Figure 4 shows the audited PassRate for GPT‑5.5 drops from 53.5 % to 33.3 % when using trajectory‑aware judging, a reduction of 20.2 percentage points.
Think-Budget Sensitivity Analysis
A full think-budget sweep shows higher budgets consistently boost GPT‑5.x performance.
Table C1 enumerates PassRate and Overall for each GPT‑5.x backbone under low, medium, and high think budgets, revealing a clear monotonic trend.
Raising the think budget from low to high improves PassRate, with the biggest gain for GPT‑5.5 (+22.8 points).
GPT‑5.5’s PassRate rises from 10.5 % at low budget to 33.3 % at high budget (Table C1).

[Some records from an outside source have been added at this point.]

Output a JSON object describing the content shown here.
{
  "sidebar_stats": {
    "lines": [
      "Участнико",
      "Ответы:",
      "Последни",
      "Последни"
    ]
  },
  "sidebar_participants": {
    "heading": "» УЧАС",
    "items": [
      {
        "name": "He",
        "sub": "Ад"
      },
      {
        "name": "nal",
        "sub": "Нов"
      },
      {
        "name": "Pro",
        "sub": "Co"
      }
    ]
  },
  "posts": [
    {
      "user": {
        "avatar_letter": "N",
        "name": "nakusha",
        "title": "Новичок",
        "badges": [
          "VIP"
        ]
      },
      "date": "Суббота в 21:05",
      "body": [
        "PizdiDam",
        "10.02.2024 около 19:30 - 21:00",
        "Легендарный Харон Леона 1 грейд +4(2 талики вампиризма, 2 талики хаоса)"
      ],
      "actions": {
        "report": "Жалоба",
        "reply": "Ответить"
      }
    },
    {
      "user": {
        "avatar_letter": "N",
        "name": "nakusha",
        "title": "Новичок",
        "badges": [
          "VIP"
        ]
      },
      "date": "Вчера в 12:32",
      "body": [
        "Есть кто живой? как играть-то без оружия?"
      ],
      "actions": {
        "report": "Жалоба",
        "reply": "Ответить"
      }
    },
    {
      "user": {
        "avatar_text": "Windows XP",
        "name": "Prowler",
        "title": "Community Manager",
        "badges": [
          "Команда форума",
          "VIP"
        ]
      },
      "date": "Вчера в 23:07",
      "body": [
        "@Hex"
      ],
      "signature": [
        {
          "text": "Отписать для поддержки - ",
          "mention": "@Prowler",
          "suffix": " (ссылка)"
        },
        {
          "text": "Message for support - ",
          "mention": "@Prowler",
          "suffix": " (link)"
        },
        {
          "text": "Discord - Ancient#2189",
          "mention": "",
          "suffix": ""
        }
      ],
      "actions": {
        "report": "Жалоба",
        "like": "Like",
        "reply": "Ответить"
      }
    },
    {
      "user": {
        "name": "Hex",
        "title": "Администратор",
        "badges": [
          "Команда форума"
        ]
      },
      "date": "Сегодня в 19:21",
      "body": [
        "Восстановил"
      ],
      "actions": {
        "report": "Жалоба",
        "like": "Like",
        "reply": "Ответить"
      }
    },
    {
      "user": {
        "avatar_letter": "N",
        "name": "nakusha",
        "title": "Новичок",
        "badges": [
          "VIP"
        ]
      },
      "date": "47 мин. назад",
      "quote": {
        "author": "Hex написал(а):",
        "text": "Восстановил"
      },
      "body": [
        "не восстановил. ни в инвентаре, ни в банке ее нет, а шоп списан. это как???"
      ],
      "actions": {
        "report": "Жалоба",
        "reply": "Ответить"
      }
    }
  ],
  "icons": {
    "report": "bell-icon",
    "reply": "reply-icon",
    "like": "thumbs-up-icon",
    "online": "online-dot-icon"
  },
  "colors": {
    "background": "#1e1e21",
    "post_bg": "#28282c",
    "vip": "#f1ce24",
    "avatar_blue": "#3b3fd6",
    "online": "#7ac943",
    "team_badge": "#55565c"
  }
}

The image displays two tables. The left table compares performance metrics (GUI, CLI, Hybrid) across four agents: Claude Opus 4.7, GPT-5.5, GPT-5.4, and GPT-5.3-codex. The right table compares performance across three benchmarks (OSWORLD-MCP, MCPWORLD, and WeaveBench) using GUI, CLI/MCP, and Hybrid modes, including a delta column.
This table presents the performance metrics for various GPT models (GPT-5.1-codex through GPT-5.5) across different "Think" levels (high, med, low), reporting "PassRate (%)" and "Overall" scores.
Hybrid Trajectory Walkthroughs
Four hybrid CLI‑GUI trajectories achieve >90% compliance across distinct domains.
We condense each rollout to its structural skeleton (12–20 tool calls) to expose the recurring hybrid pattern: a CLI prologue, an interleaved GUI segment, and a CLI epilogue.
Hybrid trajectories reach high compliance, with the best case scoring 0.97 and the worst 0.92.
Four end‑to‑end cases across desktop, web, Electron, and Verilog domains all exceed the 0.90 threshold.
Hybrid trajectory executor – decides channel per step.
CLI: $ gsettings set org.gnome.desktop.interface color-scheme 'prefer-dark'
GUI: screenshot the settings window → confirms dark theme is active
CLI: $ gsettings get org.gnome.desktop.interface color-scheme → returns 'prefer-dark'
The CLI writes the value atomically, while the GUI provides human‑readable proof; both are required for a verifiable outcome.